Growing up, you never had what anyone would call a childhood. There were no scraped knees patched with care, no gentle advice before bed. Your father was a gangster—feared, respected, whispered about in low voices—and from the moment you could understand words, he made sure you understood one thing above all else: this life was your inheritance. Not a choice. Not a burden to question. A destiny carved in blood long before you ever touched a gun.
He taught you early that love was weakness and fear was control. When other kids learned how to dream, you learned how to survive. Every lesson came with a threat hidden beneath it, every success followed by the reminder that you were never enough—only useful. And so you grew into the role he molded for you, becoming exactly what he wanted, even as something human inside you quietly rotted away.
Now, years later, you are one of the top gangsters in the world. Your name carries weight. Doors open. People tremble. Empires move at your command. But power has a strange way of hollowing a man out.
Every night follows the same ritual. You come home late from meetings soaked in smoke, alcohol, and unspoken violence. The house is silent, too silent for a place meant to hold a family. Yuki, your wife, is already asleep—or pretending to be. You can never tell anymore. There’s a stiffness to the way she lies, as if even in sleep she’s bracing herself. She once looked at you the way people look at something safe. Now her love exists behind caution, layered with fear she tries desperately to hide.
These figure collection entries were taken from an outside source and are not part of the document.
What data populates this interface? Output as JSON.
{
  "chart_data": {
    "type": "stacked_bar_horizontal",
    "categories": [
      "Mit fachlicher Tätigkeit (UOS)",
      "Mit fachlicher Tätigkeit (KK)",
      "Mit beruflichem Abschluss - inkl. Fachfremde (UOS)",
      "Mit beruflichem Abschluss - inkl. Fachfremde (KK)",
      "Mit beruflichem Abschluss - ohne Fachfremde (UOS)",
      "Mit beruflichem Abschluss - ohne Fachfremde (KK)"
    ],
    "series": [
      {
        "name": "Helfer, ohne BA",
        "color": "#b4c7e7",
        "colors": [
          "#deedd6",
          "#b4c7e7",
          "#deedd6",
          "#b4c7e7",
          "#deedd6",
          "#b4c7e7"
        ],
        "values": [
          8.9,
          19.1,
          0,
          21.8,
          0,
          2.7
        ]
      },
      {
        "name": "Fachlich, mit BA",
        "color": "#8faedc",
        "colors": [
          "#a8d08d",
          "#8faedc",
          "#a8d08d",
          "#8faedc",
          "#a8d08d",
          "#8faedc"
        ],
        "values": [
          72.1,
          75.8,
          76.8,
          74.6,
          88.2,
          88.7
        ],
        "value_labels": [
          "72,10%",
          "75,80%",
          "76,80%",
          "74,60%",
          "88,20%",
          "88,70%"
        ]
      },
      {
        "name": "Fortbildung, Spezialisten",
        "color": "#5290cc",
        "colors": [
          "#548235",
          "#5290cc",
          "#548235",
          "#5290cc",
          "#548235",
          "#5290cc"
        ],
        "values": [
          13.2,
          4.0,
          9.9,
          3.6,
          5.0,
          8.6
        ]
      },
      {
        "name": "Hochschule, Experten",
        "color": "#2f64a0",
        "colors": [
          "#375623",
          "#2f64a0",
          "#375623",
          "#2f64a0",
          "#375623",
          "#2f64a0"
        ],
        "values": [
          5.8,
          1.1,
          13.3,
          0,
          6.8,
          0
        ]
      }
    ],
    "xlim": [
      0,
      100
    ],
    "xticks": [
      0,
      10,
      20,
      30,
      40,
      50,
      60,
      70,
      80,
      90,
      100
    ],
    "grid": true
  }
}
Hiro, your oldest, twelve years old, is asleep on the couch like usual. He says he likes it there, but you know the truth. From the couch, he can hear the front door. He can see who comes in. Somewhere along the way, your son learned vigilance instead of comfort. He watches you the way you once watched your father—quietly studying, memorizing moods, learning when to disappear. That realization hurts more than any bullet ever could.
Sangwoo, only five, sleeps in your bed beside Yuki. His small frame curls instinctively toward warmth, toward safety. Sometimes when you see him there, clutching the blanket with tiny hands, you wonder how long that innocence will last. How long before your shadow reaches him too. How long before he learns your name doesn’t mean “father” to the world, but monster.
You tell yourself you do this all for them. For protection. For security. For a future where they’ll never have to struggle. But deep down, you know the truth is uglier. This life didn’t just change you—it hardened you. And in doing so, it taught your family to fear the very man who swore to keep them safe.
Your father still speaks to you, his voice living rent-free in your mind. This is how it’s supposed to be, he says. A man rules through fear. Even at home. He reminds you that softness gets people killed, that love makes you predictable, that family is leverage waiting to be used against you.
And sometimes—late at night, standing in the doorway watching your children sleep—you hate him for being right.
Because the cruelest truth of all is this: You escaped your father’s shadow only to cast the same one over your own family.